The Minneapolis-based retailer announced Wednesday that Brian Cornell, its CEO for 11 years, is stepping down in February.
Company veteran Michael Fiddelke, Cornell’s second in command as chief operating officer, will take the top job as Target works to regain momentum after several quarters of inconsistent performance. The company has emphasized its focus on value offerings and improving supply chain efficiency to better compete with Walmart, Amazon and other rivals.
Fiddelke, 49, already is leading Target’s efforts to turn around a streak of disappointing financial results, but analysts and industry experts say he has a lot more work to do to persuade customers to return.

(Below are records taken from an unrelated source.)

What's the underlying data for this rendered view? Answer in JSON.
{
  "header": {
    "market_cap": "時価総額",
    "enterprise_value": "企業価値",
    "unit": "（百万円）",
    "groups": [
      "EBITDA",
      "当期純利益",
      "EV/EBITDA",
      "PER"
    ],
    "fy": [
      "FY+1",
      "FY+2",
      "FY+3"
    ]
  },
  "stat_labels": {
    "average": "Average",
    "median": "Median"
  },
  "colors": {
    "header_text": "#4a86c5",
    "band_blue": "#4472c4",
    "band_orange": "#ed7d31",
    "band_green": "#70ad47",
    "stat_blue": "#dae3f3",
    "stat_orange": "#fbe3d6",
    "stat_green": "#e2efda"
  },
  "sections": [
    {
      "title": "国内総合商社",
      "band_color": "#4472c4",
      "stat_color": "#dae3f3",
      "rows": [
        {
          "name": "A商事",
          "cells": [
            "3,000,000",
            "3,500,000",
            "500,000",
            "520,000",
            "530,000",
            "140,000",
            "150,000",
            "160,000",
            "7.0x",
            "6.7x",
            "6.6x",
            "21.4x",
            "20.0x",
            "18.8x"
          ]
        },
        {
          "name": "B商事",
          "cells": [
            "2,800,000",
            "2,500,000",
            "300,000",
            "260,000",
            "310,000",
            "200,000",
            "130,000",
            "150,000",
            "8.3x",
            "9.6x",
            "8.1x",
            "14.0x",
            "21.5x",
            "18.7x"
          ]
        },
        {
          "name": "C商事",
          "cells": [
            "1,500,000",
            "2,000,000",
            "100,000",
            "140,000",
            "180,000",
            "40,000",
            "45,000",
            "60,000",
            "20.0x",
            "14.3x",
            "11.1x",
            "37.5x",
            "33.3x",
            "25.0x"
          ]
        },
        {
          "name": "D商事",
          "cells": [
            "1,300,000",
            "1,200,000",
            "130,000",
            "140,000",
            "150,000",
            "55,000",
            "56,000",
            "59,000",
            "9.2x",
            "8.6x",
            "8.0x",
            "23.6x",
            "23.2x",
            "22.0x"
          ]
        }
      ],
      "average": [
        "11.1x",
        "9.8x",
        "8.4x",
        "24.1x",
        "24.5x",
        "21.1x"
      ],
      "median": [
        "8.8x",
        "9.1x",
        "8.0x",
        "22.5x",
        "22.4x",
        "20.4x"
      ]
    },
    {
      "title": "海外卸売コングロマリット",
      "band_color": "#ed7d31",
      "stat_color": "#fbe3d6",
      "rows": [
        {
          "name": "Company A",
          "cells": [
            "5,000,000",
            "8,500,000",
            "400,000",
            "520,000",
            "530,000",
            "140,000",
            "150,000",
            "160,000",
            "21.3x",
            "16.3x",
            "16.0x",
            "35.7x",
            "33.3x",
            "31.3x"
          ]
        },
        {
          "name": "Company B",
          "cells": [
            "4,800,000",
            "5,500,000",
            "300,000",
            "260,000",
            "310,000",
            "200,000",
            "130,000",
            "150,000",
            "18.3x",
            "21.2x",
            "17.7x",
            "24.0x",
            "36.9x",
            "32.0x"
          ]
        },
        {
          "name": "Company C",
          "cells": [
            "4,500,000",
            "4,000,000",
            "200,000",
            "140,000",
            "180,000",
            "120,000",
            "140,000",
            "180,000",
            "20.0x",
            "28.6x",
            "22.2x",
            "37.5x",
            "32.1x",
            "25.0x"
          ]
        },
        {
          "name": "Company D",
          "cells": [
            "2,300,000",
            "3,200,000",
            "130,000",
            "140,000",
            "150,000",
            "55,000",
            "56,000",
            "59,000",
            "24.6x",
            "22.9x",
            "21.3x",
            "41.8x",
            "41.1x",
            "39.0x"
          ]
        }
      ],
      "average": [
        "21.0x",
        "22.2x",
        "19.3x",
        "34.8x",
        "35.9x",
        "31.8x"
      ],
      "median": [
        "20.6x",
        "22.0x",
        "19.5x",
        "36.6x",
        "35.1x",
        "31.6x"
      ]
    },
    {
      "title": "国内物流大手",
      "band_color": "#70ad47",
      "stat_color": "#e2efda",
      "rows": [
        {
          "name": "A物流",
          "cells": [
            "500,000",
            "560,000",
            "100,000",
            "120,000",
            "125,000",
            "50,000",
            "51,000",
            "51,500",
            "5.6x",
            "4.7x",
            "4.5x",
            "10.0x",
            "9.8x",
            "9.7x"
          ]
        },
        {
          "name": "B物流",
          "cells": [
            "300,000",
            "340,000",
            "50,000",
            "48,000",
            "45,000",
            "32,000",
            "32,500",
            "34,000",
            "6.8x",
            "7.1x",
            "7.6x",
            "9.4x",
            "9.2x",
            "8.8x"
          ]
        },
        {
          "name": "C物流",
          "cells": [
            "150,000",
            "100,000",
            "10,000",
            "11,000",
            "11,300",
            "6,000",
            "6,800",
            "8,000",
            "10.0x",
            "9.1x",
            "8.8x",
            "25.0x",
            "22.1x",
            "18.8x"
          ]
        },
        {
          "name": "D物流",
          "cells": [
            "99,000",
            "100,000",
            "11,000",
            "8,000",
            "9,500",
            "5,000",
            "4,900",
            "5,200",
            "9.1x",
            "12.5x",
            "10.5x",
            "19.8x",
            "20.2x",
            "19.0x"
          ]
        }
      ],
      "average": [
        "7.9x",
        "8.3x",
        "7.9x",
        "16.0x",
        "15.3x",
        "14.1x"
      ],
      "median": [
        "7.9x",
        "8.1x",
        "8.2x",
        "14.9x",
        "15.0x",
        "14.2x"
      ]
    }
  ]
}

“Regaining the market’s credibility will be critical,” wrote Michael Lasser, analyst at UBS, in a research note. “But it’s achievable. Target has the foundation and scale to stage a recovery, making the stock a longer-term opportunity.”
The CEO news came as the retailer reported another quarterly sales decline and a big drop in profits, as shoppers pulled back on discretionary spending amid persistent inflation.
Fiddelke acknowledged on a media call that Target needs to do more to rebuild its reputation for style and design — especially in home goods —while improving the in-store shopping experience and advancing the company’s technology.
“We saw explosive growth during the pandemic, and on the heels of that growth, we focused a bit too much on core assortments and lost some of our fashion and design leadership,” he said.